3. Less clearly, there appeared to be some agreement on certain issues relating to a reformed upper chamber’s functions, composition and powers. Those conclusions must, however, be understood as tentative.
a) Functions. Perhaps the three most frequently mentioned functions were those developed by Ontario, namely, the ratification of specified federal initiatives, the approval of appointments to critical federal agencies, and the provision of advice to the federal government on federal matters having an impact on provinces.
b) Composition. Most provinces seemed to be thinking either of provincial government appointments, or a mix of provincial and federal appointments, probably with each government’s representatives voting en bloc on certain matters. Some favoured regions as the basis for determining representation by province. Some favoured equal representation for each unit, some favoured weighted representation.
c) Powers. Most provinces appeared to accept the idea that the powers of an upper house would have to be carefully limited, and that they could not be allowed to interfere with the central legislative functions of the House of Commons. Many talked of a suspensive veto, and some specified the areas over which greater control would be exercised and the areas over which limited or no control would be exercised.
[Page 3]
Implications for the Federal Government
The federal government, effectively, has no position on the Senate. As such, it is now in a distinct minority.

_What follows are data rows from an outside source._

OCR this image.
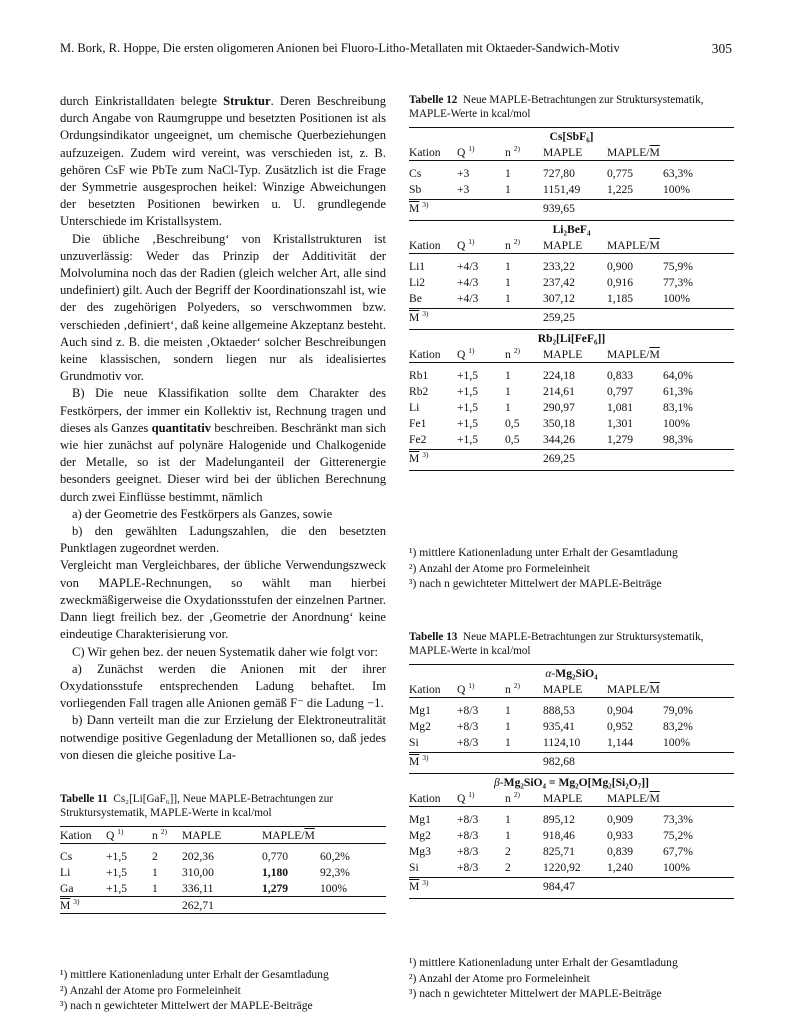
M. Bork, R. Hoppe, Die ersten oligomeren Anionen bei Fluoro-Litho-Metallaten mit Oktaeder-Sandwich-Motiv	305

durch Einkristalldaten belegte Struktur. Deren Beschreibung durch Angabe von Raumgruppe und besetzten Positionen ist als Ordungsindikator ungeeignet, um chemische Querbeziehungen aufzuzeigen. Zudem wird vereint, was verschieden ist, z. B. gehören CsF wie PbTe zum NaCl-Typ. Zusätzlich ist die Frage der Symmetrie ausgesprochen heikel: Winzige Abweichungen der besetzten Positionen bewirken u. U. grundlegende Unterschiede im Kristallsystem.

Die übliche ‚Beschreibung‘ von Kristallstrukturen ist unzuverlässig: Weder das Prinzip der Additivität der Molvolumina noch das der Radien (gleich welcher Art, alle sind undefiniert) gilt. Auch der Begriff der Koordinationszahl ist, wie der des zugehörigen Polyeders, so verschwommen bzw. verschieden ‚definiert‘, daß keine allgemeine Akzeptanz besteht. Auch sind z. B. die meisten ‚Oktaeder‘ solcher Beschreibungen keine klassischen, sondern liegen nur als idealisiertes Grundmotiv vor.

B) Die neue Klassifikation sollte dem Charakter des Festkörpers, der immer ein Kollektiv ist, Rechnung tragen und dieses als Ganzes quantitativ beschreiben. Beschränkt man sich wie hier zunächst auf polynäre Halogenide und Chalkogenide der Metalle, so ist der Madelunganteil der Gitterenergie besonders geeignet. Dieser wird bei der üblichen Berechnung durch zwei Einflüsse bestimmt, nämlich

a) der Geometrie des Festkörpers als Ganzes, sowie

b) den gewählten Ladungszahlen, die den besetzten Punktlagen zugeordnet werden.

Vergleicht man Vergleichbares, der übliche Verwendungszweck von MAPLE-Rechnungen, so wählt man hierbei zweckmäßigerweise die Oxydationsstufen der einzelnen Partner. Dann liegt freilich bez. der ‚Geometrie der Anordnung‘ keine eindeutige Charakterisierung vor.

C) Wir gehen bez. der neuen Systematik daher wie folgt vor:

a) Zunächst werden die Anionen mit der ihrer Oxydationsstufe entsprechenden Ladung behaftet. Im vorliegenden Fall tragen alle Anionen gemäß F⁻ die Ladung −1.

b) Dann verteilt man die zur Erzielung der Elektroneutralität notwendige positive Gegenladung der Metallionen so, daß jedes von diesen die gleiche positive La-

Tabelle 11 Cs₂[Li[GaF₆]], Neue MAPLE-Betrachtungen zur Struktursystematik, MAPLE-Werte in kcal/mol
Kation	Q $^{1)}$	n $^{2)}$	MAPLE	MAPLE/$\overline{M}$

Cs	+1,5	2	202,36	0,770	60,2%
Li	+1,5	1	310,00	1,180	92,3%
Ga	+1,5	1	336,11	1,279	100%
$\overline{M}$ $^{3)}$			262,71		

¹) mittlere Kationenladung unter Erhalt der Gesamtladung
²) Anzahl der Atome pro Formeleinheit
³) nach n gewichteter Mittelwert der MAPLE-Beiträge
Tabelle 12 Neue MAPLE-Betrachtungen zur Struktursystematik, MAPLE-Werte in kcal/mol
Cs[SbF₆]					
Kation	Q $^{1)}$	n $^{2)}$	MAPLE	MAPLE/$\overline{M}$

Cs	+3	1	727,80	0,775	63,3%
Sb	+3	1	1151,49	1,225	100%

$\overline{M}$ $^{3)}$			939,65		

Li₂BeF₄					
Kation	Q $^{1)}$	n $^{2)}$	MAPLE	MAPLE/$\overline{M}$

Li1	+4/3	1	233,22	0,900	75,9%
Li2	+4/3	1	237,42	0,916	77,3%
Be	+4/3	1	307,12	1,185	100%

$\overline{M}$ $^{3)}$			259,25		

Rb₂[Li[FeF₆]]					
Kation	Q $^{1)}$	n $^{2)}$	MAPLE	MAPLE/$\overline{M}$

Rb1	+1,5	1	224,18	0,833	64,0%
Rb2	+1,5	1	214,61	0,797	61,3%
Li	+1,5	1	290,97	1,081	83,1%
Fe1	+1,5	0,5	350,18	1,301	100%
Fe2	+1,5	0,5	344,26	1,279	98,3%

$\overline{M}$ $^{3)}$			269,25		

¹) mittlere Kationenladung unter Erhalt der Gesamtladung
²) Anzahl der Atome pro Formeleinheit
³) nach n gewichteter Mittelwert der MAPLE-Beiträge
Tabelle 13 Neue MAPLE-Betrachtungen zur Struktursystematik, MAPLE-Werte in kcal/mol
α-Mg₂SiO₄					
Kation	Q $^{1)}$	n $^{2)}$	MAPLE	MAPLE/$\overline{M}$

Mg1	+8/3	1	888,53	0,904	79,0%
Mg2	+8/3	1	935,41	0,952	83,2%
Si	+8/3	1	1124,10	1,144	100%

$\overline{M}$ $^{3)}$			982,68		

β-Mg₂SiO₄ = Mg₂O[Mg₂[Si₂O₇]]					
Kation	Q $^{1)}$	n $^{2)}$	MAPLE	MAPLE/$\overline{M}$

Mg1	+8/3	1	895,12	0,909	73,3%
Mg2	+8/3	1	918,46	0,933	75,2%
Mg3	+8/3	2	825,71	0,839	67,7%
Si	+8/3	2	1220,92	1,240	100%

$\overline{M}$ $^{3)}$			984,47		

¹) mittlere Kationenladung unter Erhalt der Gesamtladung
²) Anzahl der Atome pro Formeleinheit
³) nach n gewichteter Mittelwert der MAPLE-Beiträge
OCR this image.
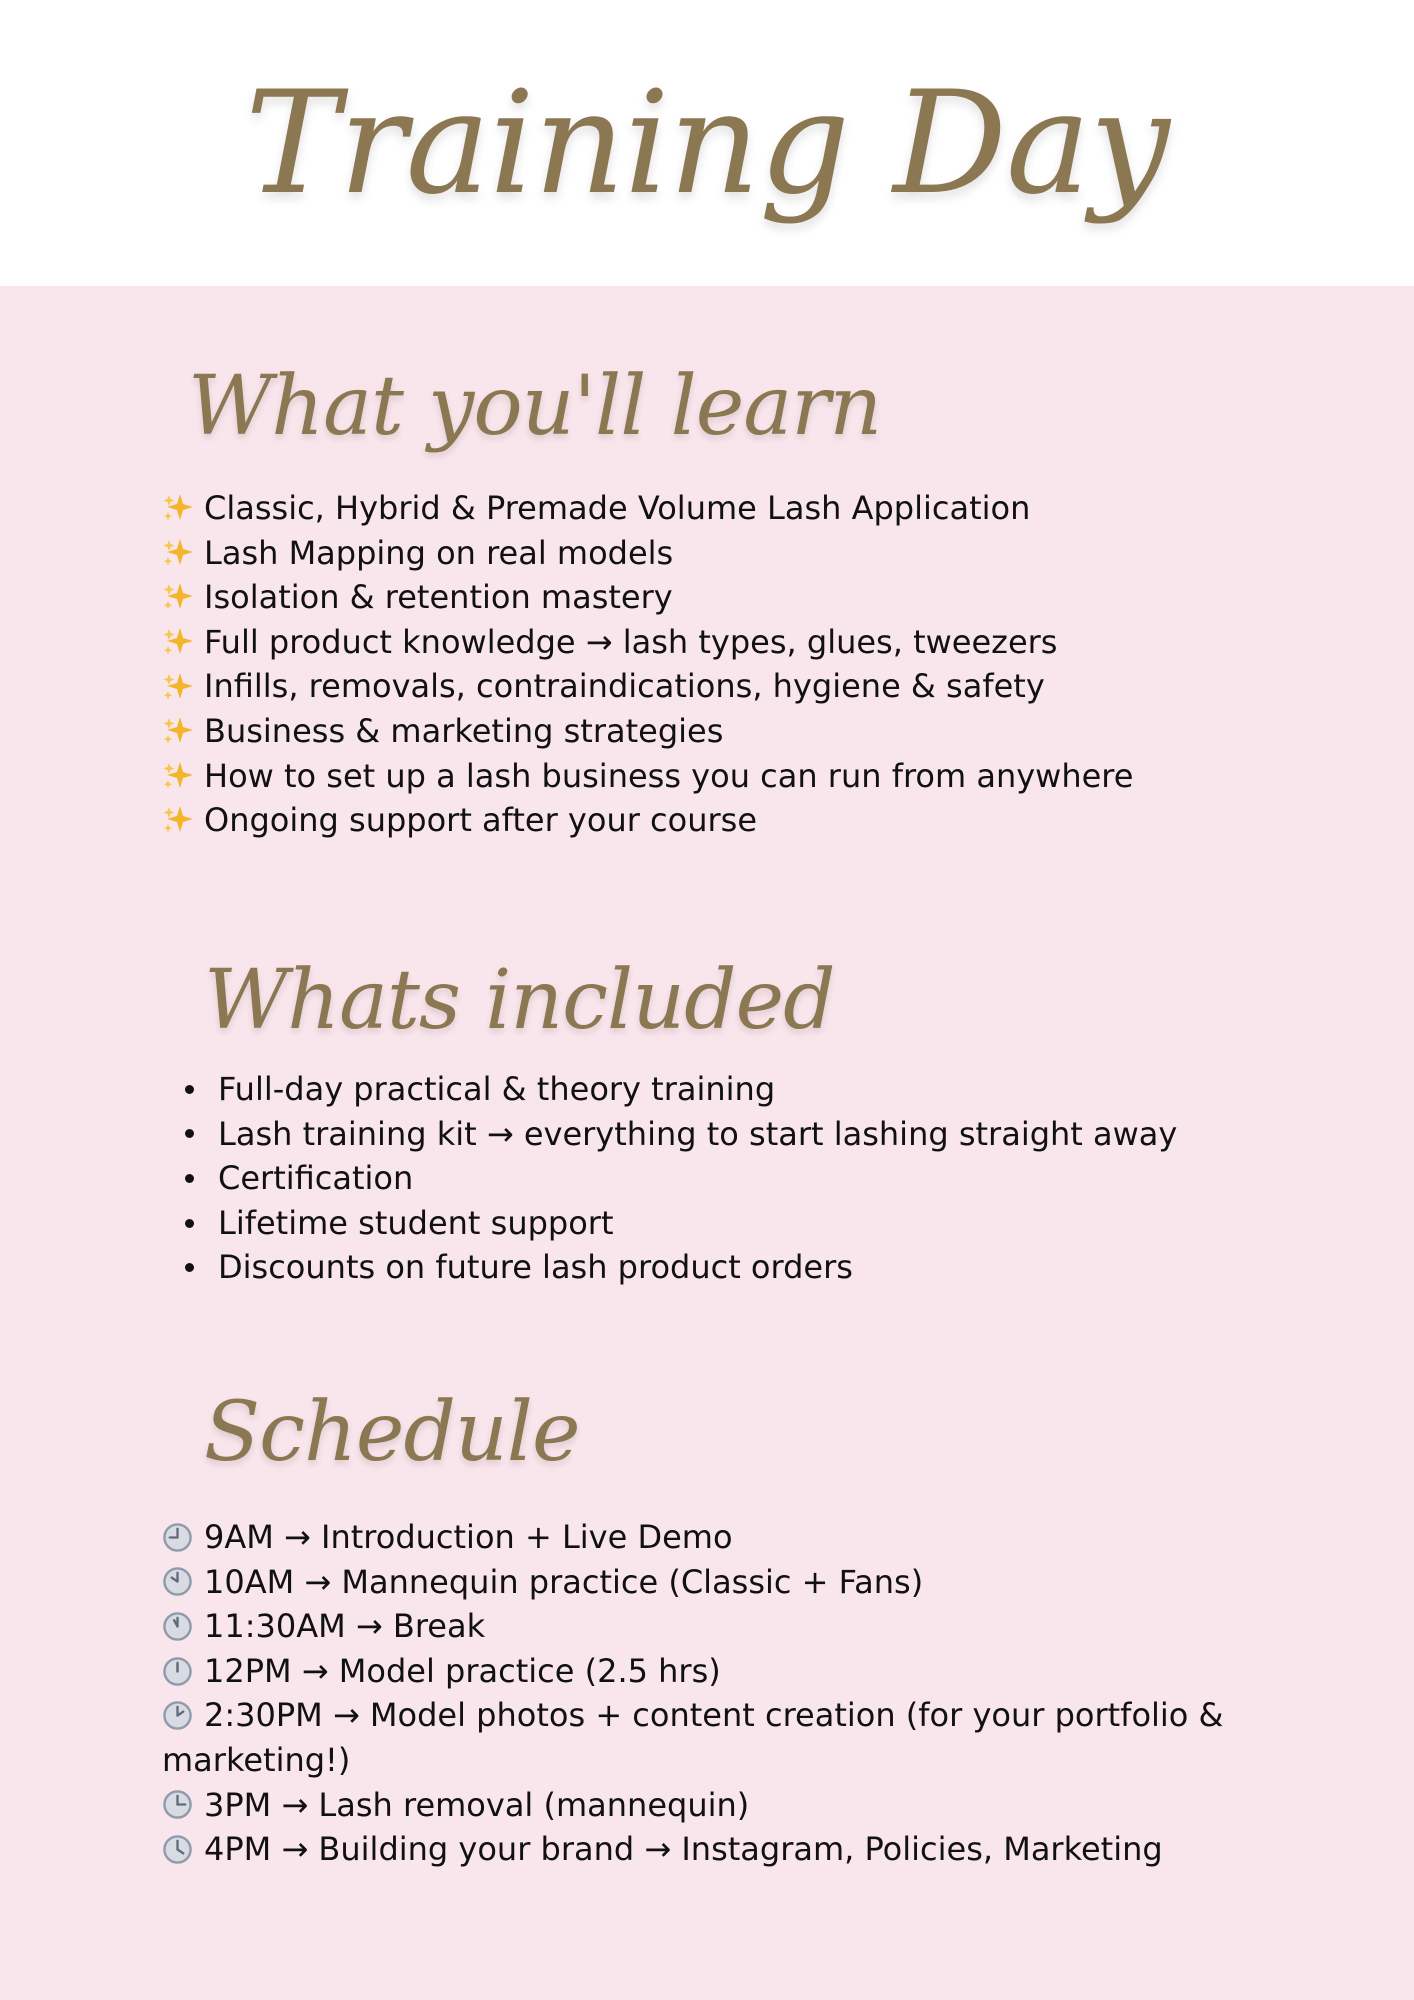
Training Day
What you'll learn
Classic, Hybrid & Premade Volume Lash Application
Lash Mapping on real models
Isolation & retention mastery
Full product knowledge → lash types, glues, tweezers
Infills, removals, contraindications, hygiene & safety
Business & marketing strategies
How to set up a lash business you can run from anywhere
Ongoing support after your course
Whats included
Full-day practical & theory training
Lash training kit → everything to start lashing straight away
Certification
Lifetime student support
Discounts on future lash product orders
Schedule
9AM → Introduction + Live Demo
10AM → Mannequin practice (Classic + Fans)
11:30AM → Break
12PM → Model practice (2.5 hrs)
2:30PM → Model photos + content creation (for your portfolio & marketing!)
3PM → Lash removal (mannequin)
4PM → Building your brand → Instagram, Policies, Marketing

If one accepts that the development recorded above is promising and potentially beneficial, there is an urgent need to establish a general federal position on the question of upper chamber reform which could then serve as the basis for our negotiations with the provinces.
Thus, in order for us to take maximum advantage of the opening which’ currently exists, it would be most helpful to have guidance in the following points:
1. Would the federal government be prepared to accept an upper chamber composed of government-appointed delegates?
2. Would the federal government be prepared to accept a mix of federal and provincial-government delegates, the ratio to be established subsequently?
3. Would the federal government be prepared to accept the principle that an upper house might impose extra hurdles, but not complete blockage on specified House of Commons legislation having particularly to do with direct provincial-government concerns? (Such hurdles might be in the form of a suspensive veto or a Commons override of a 2/3 vote, and might be one alternative to transferring power to provincial governments in particular cases.)
4. Would the federal government be prepared to accept the principle of an upper-chamber veto on certain specified federal executive action (e.g., appointments to the Supreme Court)?
5. Would the federal government be prepared to extend the role of an upper chamber in French-English relations beyond specifically linguistic matters to include certain specified cultural matters?
[Page 4]
As you know this note has been prepared in the light of the federal delegation’s discussion with you this afternoon. At Michael Kirby’s request, I am arranging to have a copy delivered to the Prime, Minister this evening with the hope that he will have had an opportunity to read it, prior to your telephone conversation with him (to take place, probably, tomorrow morning at about 9:00 a.m.)